Chad's New Refinery Suspends Production Following Price Dispute
October 03, 2011
Chad's first oil refinery has suspended production because of a price dispute between the China National Petroleum Company (CNPC) and the Chadian government, which are both own and operate the refinery as a joint venture. According to a statement from the Societe de Raffinage de N'Djamena (SRN) published in local media, the refinery will not operate from 25 September for a period of 40 days. The refinery agreed a retail price of 200 Central African CFA francs (XFA) (USD0.41) per litre of refined petroleum with the government, but refined products are sold at a retail price of around XFA600 (USD1.31) per litre in Chad, according to the World Bank. This discrepancy caused the refinery to operate at a loss of USD4.7 million by end-August. The refinery is co-owned by the CNPC (60%) and Chadian NOC Societe des Hydrocarbures du Tchad (SHT) (40%).

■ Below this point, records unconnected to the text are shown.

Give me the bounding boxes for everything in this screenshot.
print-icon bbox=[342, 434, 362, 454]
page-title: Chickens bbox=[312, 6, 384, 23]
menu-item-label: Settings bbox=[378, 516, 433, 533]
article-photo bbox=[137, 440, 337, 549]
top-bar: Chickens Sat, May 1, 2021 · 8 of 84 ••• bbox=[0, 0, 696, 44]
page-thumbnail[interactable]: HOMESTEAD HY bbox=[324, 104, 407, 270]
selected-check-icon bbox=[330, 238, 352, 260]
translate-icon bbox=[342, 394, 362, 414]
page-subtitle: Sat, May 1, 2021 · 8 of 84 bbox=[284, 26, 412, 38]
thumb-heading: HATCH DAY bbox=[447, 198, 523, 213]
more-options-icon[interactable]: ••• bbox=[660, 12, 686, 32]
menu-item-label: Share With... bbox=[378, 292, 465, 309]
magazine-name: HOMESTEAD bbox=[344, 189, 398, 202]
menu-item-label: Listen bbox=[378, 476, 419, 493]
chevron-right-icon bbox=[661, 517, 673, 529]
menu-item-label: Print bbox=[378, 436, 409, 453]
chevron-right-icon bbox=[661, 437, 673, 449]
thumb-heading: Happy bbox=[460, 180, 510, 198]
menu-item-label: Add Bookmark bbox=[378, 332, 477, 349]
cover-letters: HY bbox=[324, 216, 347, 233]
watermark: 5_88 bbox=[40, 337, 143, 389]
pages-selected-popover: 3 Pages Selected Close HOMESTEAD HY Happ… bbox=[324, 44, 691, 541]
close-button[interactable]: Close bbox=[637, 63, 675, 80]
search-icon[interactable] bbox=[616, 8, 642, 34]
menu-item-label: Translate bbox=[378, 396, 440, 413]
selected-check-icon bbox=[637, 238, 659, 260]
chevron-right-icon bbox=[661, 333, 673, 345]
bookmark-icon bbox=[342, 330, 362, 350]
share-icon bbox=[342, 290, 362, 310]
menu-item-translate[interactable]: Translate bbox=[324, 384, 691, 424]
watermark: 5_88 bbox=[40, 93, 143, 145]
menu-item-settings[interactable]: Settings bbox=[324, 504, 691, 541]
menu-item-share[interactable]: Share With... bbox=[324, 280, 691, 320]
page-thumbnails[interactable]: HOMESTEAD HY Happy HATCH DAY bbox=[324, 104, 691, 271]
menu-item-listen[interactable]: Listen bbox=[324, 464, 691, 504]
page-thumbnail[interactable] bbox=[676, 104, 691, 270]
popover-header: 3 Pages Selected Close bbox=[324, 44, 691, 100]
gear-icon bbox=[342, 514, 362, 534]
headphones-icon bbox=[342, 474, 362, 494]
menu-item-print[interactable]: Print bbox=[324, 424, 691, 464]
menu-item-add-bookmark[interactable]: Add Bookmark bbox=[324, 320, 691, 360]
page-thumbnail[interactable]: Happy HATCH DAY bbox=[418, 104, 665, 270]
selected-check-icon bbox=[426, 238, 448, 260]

Significance:The 20,000-b/d refinery was launched in June with plans to increase the capacity to 60,000 b/d, which could make Chad less dependent on fuel imports (seeChad: 1 July 2011: Chad). The loss of operations at the refinery will inevitably result in fuel shortages in Chad, which will require costly imports. CNPC has become a vital investor in the country and is developing the Mimosa and Ronier oilfields as well as investing heavily in developing Chad's downstream sector, in particular, its pipeline infrastructure. Therefore, Chad can ill-afford a breakdown in its relationship with this important investor, and CNPC is likely to try to use its clout to push up the price of refined petroleum in order to stabilise the refinery's balance sheet.